The evidence of this is everywhere. Volume is rewarded and value is lost. The professional services sector works with clients who are stressed or vulnerable, and often because we bill by the hour and need to get through a volume of work, we miss clients’ emotional needs. And of course, people in the professional services sector work long hours and, thanks to their devices, are constantly available. It means their personal needs are sacrificed. Again, volume rewarded and value lost.

Your client list is remarkable – who has been your favourite to work with and why?

I am always fired up by working with businesses that understand nothing can stay the same, who are willing to look at what they do and start turning the status quo on its head. I love organisations that invest in people’s experience: their own people, their clients and the broader community. In doing so, their impact is magnified.

I see you have received a Bachelor of Biomedical Science, Bachelor of Science (Hons) and Doctor of Philosophy (Epidemiology). You were then part of the first wholly electronic longitudinal survey in public health research. Please share what these surveys were about and why they were so important.

The studies looked at the health of nurses, midwives and doctors in several countries, including Australia, the United Kingdom, New Zealand and Canada. We know that the Australian healthcare system is in crisis: there is an increasing demand for healthcare, but the way it is funded rewards volume and not value. There is a very real toll on the health and wellbeing of nurses, midwives and doctors, many of whom suffer poor mental or physical health. These two studies collected important health data—which is still being analysed—to inform workforce planning.
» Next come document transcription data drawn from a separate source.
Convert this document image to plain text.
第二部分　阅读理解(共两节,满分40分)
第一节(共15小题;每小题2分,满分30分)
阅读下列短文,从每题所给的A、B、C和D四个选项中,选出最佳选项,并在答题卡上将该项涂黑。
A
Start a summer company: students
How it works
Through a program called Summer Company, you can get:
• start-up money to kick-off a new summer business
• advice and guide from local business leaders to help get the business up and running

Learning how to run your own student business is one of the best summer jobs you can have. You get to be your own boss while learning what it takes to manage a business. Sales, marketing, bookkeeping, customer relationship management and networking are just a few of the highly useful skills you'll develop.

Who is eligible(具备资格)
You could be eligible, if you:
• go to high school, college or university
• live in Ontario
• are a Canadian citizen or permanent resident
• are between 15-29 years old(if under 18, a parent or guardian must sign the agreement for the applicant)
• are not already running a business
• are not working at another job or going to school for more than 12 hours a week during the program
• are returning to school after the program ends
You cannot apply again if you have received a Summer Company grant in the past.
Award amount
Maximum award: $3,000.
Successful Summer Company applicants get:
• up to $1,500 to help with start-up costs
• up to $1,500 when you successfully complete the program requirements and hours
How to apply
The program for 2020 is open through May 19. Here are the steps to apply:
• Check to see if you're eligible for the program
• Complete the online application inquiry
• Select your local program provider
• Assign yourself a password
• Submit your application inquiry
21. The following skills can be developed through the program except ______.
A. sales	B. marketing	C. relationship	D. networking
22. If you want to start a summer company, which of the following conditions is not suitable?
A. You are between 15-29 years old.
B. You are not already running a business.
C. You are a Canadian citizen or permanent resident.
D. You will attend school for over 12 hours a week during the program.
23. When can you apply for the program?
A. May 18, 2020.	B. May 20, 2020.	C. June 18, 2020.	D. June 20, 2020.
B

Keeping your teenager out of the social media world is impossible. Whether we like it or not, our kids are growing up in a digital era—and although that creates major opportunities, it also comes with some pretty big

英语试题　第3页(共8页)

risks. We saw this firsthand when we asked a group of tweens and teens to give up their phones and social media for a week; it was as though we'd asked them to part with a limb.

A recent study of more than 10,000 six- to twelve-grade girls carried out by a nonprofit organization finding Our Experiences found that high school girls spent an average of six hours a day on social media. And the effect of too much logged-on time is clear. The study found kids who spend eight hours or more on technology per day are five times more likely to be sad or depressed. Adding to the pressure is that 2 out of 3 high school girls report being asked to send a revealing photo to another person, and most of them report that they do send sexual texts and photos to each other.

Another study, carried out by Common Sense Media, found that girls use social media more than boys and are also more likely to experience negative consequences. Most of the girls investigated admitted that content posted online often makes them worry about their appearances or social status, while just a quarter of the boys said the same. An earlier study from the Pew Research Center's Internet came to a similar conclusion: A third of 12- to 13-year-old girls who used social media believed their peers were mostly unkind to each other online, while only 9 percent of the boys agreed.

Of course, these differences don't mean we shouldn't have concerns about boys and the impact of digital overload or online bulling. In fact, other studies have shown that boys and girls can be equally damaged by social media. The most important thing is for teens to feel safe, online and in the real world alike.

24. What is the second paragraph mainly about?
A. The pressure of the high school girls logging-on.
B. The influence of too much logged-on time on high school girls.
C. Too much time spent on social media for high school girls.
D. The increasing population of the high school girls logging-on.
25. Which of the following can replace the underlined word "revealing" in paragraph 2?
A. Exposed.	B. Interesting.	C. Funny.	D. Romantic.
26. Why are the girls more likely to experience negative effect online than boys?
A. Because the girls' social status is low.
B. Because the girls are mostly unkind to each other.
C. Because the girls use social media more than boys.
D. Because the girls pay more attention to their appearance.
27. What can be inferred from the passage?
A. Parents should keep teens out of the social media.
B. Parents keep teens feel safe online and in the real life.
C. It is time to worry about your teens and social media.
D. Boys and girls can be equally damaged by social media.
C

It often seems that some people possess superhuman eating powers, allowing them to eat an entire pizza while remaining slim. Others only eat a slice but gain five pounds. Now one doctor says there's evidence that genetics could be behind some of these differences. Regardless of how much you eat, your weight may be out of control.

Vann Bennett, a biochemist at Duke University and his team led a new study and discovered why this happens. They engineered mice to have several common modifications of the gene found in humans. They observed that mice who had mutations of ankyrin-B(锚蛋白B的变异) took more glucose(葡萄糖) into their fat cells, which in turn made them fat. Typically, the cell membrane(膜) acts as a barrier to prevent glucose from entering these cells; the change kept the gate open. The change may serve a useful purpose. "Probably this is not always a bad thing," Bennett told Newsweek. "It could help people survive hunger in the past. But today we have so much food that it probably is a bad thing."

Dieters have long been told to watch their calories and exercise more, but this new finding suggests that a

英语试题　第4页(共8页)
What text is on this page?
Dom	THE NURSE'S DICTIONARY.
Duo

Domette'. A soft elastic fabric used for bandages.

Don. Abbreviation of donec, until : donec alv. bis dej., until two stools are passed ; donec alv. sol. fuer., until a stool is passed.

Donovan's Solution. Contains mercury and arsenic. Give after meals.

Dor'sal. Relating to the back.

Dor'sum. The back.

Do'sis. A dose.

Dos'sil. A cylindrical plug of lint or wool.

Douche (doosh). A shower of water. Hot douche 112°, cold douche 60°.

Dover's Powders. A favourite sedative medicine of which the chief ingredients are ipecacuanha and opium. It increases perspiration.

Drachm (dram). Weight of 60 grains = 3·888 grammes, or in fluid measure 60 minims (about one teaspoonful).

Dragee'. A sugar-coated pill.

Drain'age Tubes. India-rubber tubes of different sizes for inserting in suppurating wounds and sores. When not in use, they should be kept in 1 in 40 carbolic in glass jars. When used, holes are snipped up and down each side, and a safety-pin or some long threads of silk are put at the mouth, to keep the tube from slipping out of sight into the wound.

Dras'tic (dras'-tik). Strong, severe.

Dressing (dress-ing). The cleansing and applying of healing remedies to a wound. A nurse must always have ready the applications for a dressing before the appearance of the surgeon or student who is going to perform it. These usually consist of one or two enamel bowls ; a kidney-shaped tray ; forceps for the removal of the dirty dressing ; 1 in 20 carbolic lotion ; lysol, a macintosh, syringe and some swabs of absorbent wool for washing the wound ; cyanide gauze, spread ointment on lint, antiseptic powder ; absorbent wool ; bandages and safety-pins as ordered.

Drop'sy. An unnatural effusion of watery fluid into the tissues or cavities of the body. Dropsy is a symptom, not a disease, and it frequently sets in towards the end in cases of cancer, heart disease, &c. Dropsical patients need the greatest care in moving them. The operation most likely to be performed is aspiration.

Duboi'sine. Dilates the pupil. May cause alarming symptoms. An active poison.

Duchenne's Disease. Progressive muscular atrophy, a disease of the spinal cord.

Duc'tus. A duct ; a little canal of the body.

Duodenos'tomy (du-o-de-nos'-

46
You also spent time researching and evaluation projects in the human services sector, including housing and homelessness, health, disability and young people.  I volunteer with the Homeless Persons’ Legal Clinic advocating for the impacts of poverty to be decriminalised.  In your experience, how could the laws and legal industry change to improve the response to homelessness?

Homelessness is a really tricky problem, as you know. It’s often tied up with mental or physical ill health and disability, lack of education or income. In my experience, our human services systems don’t ‘see’ the entirety of a person’s journey into or out of homelessness. Approaches to preventing homelessness tend to be siloed, which makes them one-dimensional and inappropriate for many people. We could do better by connecting data systems, which would require some pragmatic changes to data linkage laws and information systems across government departments.

What advice would you give to anyone reading this?

When we connect with people, we do better. Get into the habit of seeking insights—not just big data, but deep insight from a range of sources—to understand what’s important to people. Integrate those insights into your strategy, business processes and governance. When we deeply understand people we can magnify our impact through exceptional experiences.